基准测试¶
命名¶
benchmark - benchmark the execution of a gm command
内容¶
- 概要
- 描述
- 示例
- 选项
概要¶
gm benchmark [ options ... ] command
描述¶
benchmark executes an arbitrary gm utility command (e.g. convert) for one or more loops, and/or a specified execution time, and reports many execution metrics. For builds using OpenMP, a mode is provided to execute the benchmark with an increasing number of threads and provide a report of speedup and multi-thread execution efficiency. If benchmark is used to execute a command without any additional benchmark options, then the command is run once.
示例¶
To obtain benchmark information for a single execution of a command:
% gm benchmark convert input.ppm -gaussian 0x1 output.ppm Results: 32 threads 1 iter 6.20s user 0.41s total 2.439 iter/s 0.161 iter/cpu
% gm benchmark -iterations 100 convert input.ppm -gaussian 0x1 output.ppm Results: 32 threads 100 iter 625.40s user 31.74s total 3.151 iter/s 0.160 iter/cpu
To obtain benchmark information by iterating the command until a specified amount of time (in seconds) has been consumed:
% gm benchmark -duration 30 convert input.ppm -gaussian 0x1 output.ppm Results: 32 threads 91 iter 587.33s user 30.30s total 3.003 iter/s 0.155 iter/cpu
To obtain a full performance report with an increasing number of threads (1-32 threads, stepping the number of threads by four each time):
% gm benchmark -duration 3 -stepthreads 4 convert input.ppm -gaussian 0x2 output.ppm Results: 1 threads 1 iter 8.84s user 8.84s total 0.113 iter/s 0.113 iter/cpu 1.00 speedup 1.000 karp-flatt Results: 4 threads 2 iter 18.37s user 4.89s total 0.409 iter/s 0.109 iter/cpu 3.62 speedup 0.035 karp-flatt Results: 8 threads 3 iter 29.81s user 4.09s total 0.733 iter/s 0.101 iter/cpu 6.48 speedup 0.033 karp-flatt Results: 12 threads 3 iter 30.81s user 3.14s total 0.955 iter/s 0.097 iter/cpu 8.45 speedup 0.038 karp-flatt Results: 16 threads 3 iter 35.02s user 3.01s total 0.997 iter/s 0.086 iter/cpu 8.81 speedup 0.054 karp-flatt Results: 20 threads 4 iter 52.92s user 3.53s total 1.133 iter/s 0.076 iter/cpu 10.02 speedup 0.052 karp-flatt Results: 24 threads 4 iter 60.66s user 3.39s total 1.180 iter/s 0.066 iter/cpu 10.43 speedup 0.057 karp-flatt Results: 28 threads 4 iter 73.10s user 3.35s total 1.194 iter/s 0.055 iter/cpu 10.56 speedup 0.061 karp-flatt Results: 32 threads 4 iter 82.10s user 3.09s total 1.294 iter/s 0.049 iter/cpu 11.44 speedup 0.058 karp-flatt
Here is the interpretation of the output:
threads
- number of threads used.iter
- number of command iterations executed.user
- total user time consumed.total
- total elapsed time consumed.iter/s
- number of command iterations per second.iter/cpu
- amount of CPU time consumed per iteration.speedup
- speedup compared with one thread.karp-flatt
- Karp-Flatt measure of speedup efficiency.

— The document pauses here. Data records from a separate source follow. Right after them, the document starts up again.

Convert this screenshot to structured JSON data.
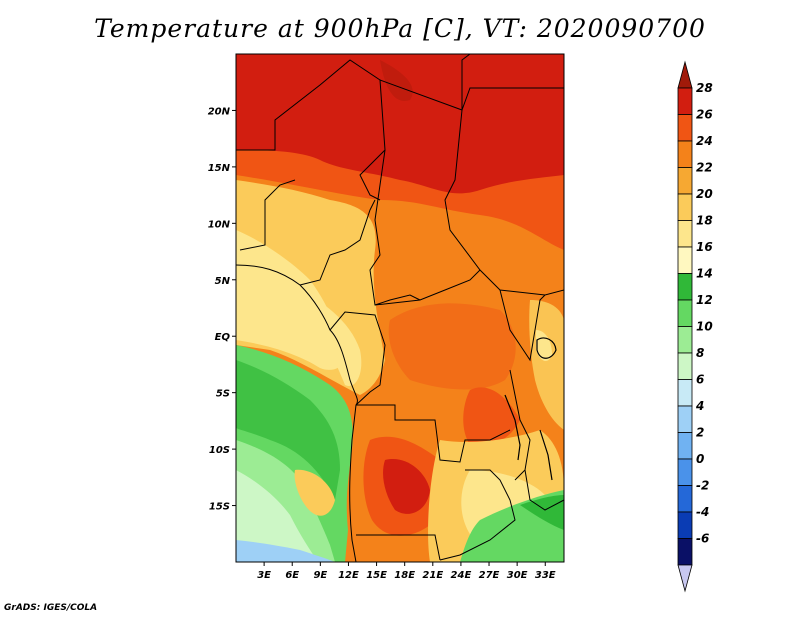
{
  "title": "Temperature at 900hPa [C], VT: 2020090700",
  "credit": "GrADS: IGES/COLA",
  "map": {
    "lon_range": [
      0,
      35
    ],
    "lat_range": [
      -20,
      25
    ],
    "lat_ticks": [
      {
        "value": 20,
        "label": "20N"
      },
      {
        "value": 15,
        "label": "15N"
      },
      {
        "value": 10,
        "label": "10N"
      },
      {
        "value": 5,
        "label": "5N"
      },
      {
        "value": 0,
        "label": "EQ"
      },
      {
        "value": -5,
        "label": "5S"
      },
      {
        "value": -10,
        "label": "10S"
      },
      {
        "value": -15,
        "label": "15S"
      }
    ],
    "lon_ticks": [
      {
        "value": 3,
        "label": "3E"
      },
      {
        "value": 6,
        "label": "6E"
      },
      {
        "value": 9,
        "label": "9E"
      },
      {
        "value": 12,
        "label": "12E"
      },
      {
        "value": 15,
        "label": "15E"
      },
      {
        "value": 18,
        "label": "18E"
      },
      {
        "value": 21,
        "label": "21E"
      },
      {
        "value": 24,
        "label": "24E"
      },
      {
        "value": 27,
        "label": "27E"
      },
      {
        "value": 30,
        "label": "30E"
      },
      {
        "value": 33,
        "label": "33E"
      }
    ]
  },
  "colorbar": {
    "levels": [
      "28",
      "26",
      "24",
      "22",
      "20",
      "18",
      "16",
      "14",
      "12",
      "10",
      "8",
      "6",
      "4",
      "2",
      "0",
      "-2",
      "-4",
      "-6"
    ],
    "colors": [
      "#a01a0a",
      "#d21e10",
      "#f05514",
      "#f4821a",
      "#f6a832",
      "#fbcb5a",
      "#fde68c",
      "#fff8c0",
      "#30b838",
      "#64d862",
      "#9cec94",
      "#cdf7c6",
      "#c8eaf6",
      "#9ed0f6",
      "#70b2f2",
      "#4a92ea",
      "#2468d8",
      "#0a3cb4",
      "#0a1066",
      "#c8c8f0"
    ]
  },
  "zones": [
    {
      "name": "sahel-north-26-28",
      "color": "#d21e10"
    },
    {
      "name": "north-26",
      "color": "#f05514"
    },
    {
      "name": "central-22-24",
      "color": "#f4821a"
    },
    {
      "name": "west-18-20",
      "color": "#fbcb5a"
    },
    {
      "name": "coastal-16-18",
      "color": "#fde68c"
    },
    {
      "name": "atlantic-12-14",
      "color": "#64d862"
    },
    {
      "name": "atlantic-10-12",
      "color": "#9cec94"
    },
    {
      "name": "atlantic-8-10",
      "color": "#cdf7c6"
    },
    {
      "name": "atlantic-6-8",
      "color": "#9ed0f6"
    },
    {
      "name": "angola-hot-24-26",
      "color": "#f05514"
    },
    {
      "name": "zambia-cool-16-20",
      "color": "#fbcb5a"
    },
    {
      "name": "east-green-12-16",
      "color": "#64d862"
    }
  ]
}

Please note that the reported "speedup" is based on the execution time of just one thread. A preliminary warm-up pass is used before timing the first loop in order to ensure that the CPU is brought out of power-saving modes and that system caches are warmed up. Most modern CPUs provide a "turbo" mode where the CPU clock speed is increased (e.g. by a factor of two) when only one or two cores are active. If the CPU grows excessively hot (due to insufficient cooling), then it may dial back its clock rates as a form of thermal management. These factors result in an under-reporting of speedup compared to if "turbo" mode was disabled and the CPU does not need to worry about thermal management. The powertop utility available under Linux and Solaris provides a way to observe CPU core clock rates while a benchmark is running.
选项¶
Options are processed from left to right and must appear before any argument.
-duration duration
duration to run benchmark
Specify the number of seconds to run the benchmark. The command is executed repeatedly until the specified amount of time has elapsed.
-help
Prints benchmark command help.
-iterations loops
number of command iterations
Specify the number of iterations to run the benchmark. The command is executed repeatedly until the specified number of iterations has been reached.
-rawcsv
Print results in CSV format
Print results in a comma-separated value (CSV) format which is easy to parse for plotting or importing into a spreadsheet or database. The values reported are threads, iterations, user_time, and elapsed_time.
-stepthreads step
execute a per-thread benchmark ramp
Execute a per-thread benchmark ramp, incrementing the number of threads at each step by the specified value. The maximum number of threads is taken from the standard OMP_NUM_THREADS environment variable.